Another example of the same issue is that since you can do a = b = 10;, that means b = 10 has to evaluate to 10, hence you can not do assignment without generating a value that has to be suppressed.
Being able to write such values as statements is just a logical way of building the language, but for the cases you present it might even be a good idea to give a compiler warning for it.
Unless you use it to suppress compiler warnings ;)
These statements (called expression-statements in the C++ grammar) are valid because they are expressions.
Expressions are all constructs that calculate some kind of value, such as
3 + 5
someVariable
someFunctionCall( 2 )
someVar += 62
val > 53
I think, to keep the grammar simple, they decided to not differentiate between those expressions that actually have a side effect (such as the function call or the assignment) and those that don't.
Such a statement does nothing, and will most likely be optimized away by any decent compiler.
It may be useful for getting rid of the unused variable warning, but with some compilers you may get a statement has no effect warning instead.
They have no practical use beyond compiler warning suppression, and in general the compiler will elide any such constant-value statement that has no side effect.
They are expressions that will be evaluated, assuming the compiler doesn't optimise them away. As for "meaning", I'm not sure what you "mean" by that!
In C and C++, a statement that is just an expression is evaluated.
The fact that the expression might be useless is harmless, and with the optimizer turned on can result in no code generated at all. However, as you've observed, it usually does count as use of a variable.
Note that statements containing only an expression are quite common. A simple function call is one, for example. In printf("hello, world.\n");, the return value of printf() is ignored but the function is still called and its intended effect (text output) happens.
Also, a variable assignment x = 3; is also a statement made up of a simple expression, since assignment is an operator and returns a value in addition to its side effect of modifying the lvalue.
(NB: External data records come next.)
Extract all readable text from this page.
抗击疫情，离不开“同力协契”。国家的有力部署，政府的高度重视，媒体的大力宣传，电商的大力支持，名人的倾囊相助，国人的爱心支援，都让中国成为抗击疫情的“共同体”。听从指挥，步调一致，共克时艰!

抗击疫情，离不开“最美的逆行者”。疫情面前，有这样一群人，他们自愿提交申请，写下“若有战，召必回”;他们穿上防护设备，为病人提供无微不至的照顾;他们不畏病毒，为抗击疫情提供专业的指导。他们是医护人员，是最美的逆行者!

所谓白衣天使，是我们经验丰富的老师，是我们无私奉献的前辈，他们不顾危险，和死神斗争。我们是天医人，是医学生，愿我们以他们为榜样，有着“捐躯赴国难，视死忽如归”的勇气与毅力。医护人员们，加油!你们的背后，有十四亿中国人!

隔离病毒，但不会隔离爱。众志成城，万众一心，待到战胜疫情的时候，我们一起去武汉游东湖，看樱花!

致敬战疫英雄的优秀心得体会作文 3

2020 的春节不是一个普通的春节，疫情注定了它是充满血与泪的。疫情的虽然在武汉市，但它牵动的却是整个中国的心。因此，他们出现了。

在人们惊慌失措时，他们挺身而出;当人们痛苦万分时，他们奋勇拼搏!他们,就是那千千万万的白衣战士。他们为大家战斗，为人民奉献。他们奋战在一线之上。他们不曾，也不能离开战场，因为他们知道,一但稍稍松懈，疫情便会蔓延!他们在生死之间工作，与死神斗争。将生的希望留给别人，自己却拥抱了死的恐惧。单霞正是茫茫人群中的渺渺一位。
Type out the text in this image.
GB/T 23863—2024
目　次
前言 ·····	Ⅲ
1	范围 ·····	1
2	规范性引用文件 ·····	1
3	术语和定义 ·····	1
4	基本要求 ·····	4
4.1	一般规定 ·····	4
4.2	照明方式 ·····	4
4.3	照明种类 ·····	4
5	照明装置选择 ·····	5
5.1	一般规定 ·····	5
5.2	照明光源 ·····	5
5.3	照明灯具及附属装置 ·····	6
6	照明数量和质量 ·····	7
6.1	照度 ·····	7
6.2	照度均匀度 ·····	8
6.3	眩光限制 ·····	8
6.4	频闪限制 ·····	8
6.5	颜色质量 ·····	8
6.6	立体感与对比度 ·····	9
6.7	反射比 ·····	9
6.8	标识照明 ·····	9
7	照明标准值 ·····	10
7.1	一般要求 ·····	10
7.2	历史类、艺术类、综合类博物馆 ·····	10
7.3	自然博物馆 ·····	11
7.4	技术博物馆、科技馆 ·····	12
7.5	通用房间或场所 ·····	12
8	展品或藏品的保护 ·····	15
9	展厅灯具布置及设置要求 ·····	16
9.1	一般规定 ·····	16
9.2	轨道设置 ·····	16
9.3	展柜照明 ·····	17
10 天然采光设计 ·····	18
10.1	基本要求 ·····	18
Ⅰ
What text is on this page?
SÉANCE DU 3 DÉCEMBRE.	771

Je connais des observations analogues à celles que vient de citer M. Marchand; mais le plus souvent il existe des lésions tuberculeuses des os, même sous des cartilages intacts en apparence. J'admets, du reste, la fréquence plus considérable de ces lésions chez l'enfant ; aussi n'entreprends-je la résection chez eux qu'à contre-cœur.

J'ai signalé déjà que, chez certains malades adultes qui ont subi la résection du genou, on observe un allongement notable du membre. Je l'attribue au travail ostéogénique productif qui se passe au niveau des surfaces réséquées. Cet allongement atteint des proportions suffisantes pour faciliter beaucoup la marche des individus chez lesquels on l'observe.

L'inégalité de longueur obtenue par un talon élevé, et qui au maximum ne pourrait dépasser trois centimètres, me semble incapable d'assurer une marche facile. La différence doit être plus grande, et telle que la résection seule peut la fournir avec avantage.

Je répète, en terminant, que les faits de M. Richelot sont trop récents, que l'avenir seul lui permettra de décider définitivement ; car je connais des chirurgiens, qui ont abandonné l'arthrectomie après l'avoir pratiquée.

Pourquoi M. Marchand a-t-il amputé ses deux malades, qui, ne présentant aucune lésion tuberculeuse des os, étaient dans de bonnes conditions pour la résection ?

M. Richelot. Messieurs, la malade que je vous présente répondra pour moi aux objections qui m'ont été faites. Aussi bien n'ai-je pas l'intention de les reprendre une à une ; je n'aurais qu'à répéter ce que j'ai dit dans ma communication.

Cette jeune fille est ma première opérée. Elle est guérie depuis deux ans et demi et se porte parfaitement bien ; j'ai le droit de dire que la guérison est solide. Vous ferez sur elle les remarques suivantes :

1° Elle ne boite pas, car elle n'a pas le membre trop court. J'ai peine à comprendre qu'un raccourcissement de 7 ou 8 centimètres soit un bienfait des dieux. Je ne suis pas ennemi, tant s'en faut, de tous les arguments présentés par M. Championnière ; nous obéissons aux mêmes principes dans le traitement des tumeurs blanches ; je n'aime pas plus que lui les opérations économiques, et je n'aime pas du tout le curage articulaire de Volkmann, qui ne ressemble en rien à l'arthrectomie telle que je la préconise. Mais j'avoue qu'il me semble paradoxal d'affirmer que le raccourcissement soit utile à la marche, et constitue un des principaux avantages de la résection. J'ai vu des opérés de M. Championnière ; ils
Although legal I think these statements are confusing and should be avoided, even for suppressing warnings. For me it is more reasonable to suppress the warning using something like this:
int result = 0;
result = obtainResult();
assert (result > 0);
In some embedded enviroments accessing a read only register will have side effects, e.g. clearing it.
Writing int temp = IV; to clear it causes a warning because temp isn't used, in which case I write IV;
I agree with Magnus' answer. There is one thing that puzzles me though: why do you use this nonsense
int result = obtainResult();
result; // looks totally useless
to get rid of compiler warnings? In my humble opinion it is much worse NOT to have a warning in such situation. The result variable is still not used - you have just "swept the dirt under the carpet". This "lone variable" approach looks as if there was something missing (Have I accidently deleted something?). Why don't you use
(void)obtainResult();
in the first place? It assures anyone who would be reading your code that you do not care about the return result. It is very difficult to put this "accidently". Obviously this does not generate any compiler warnings.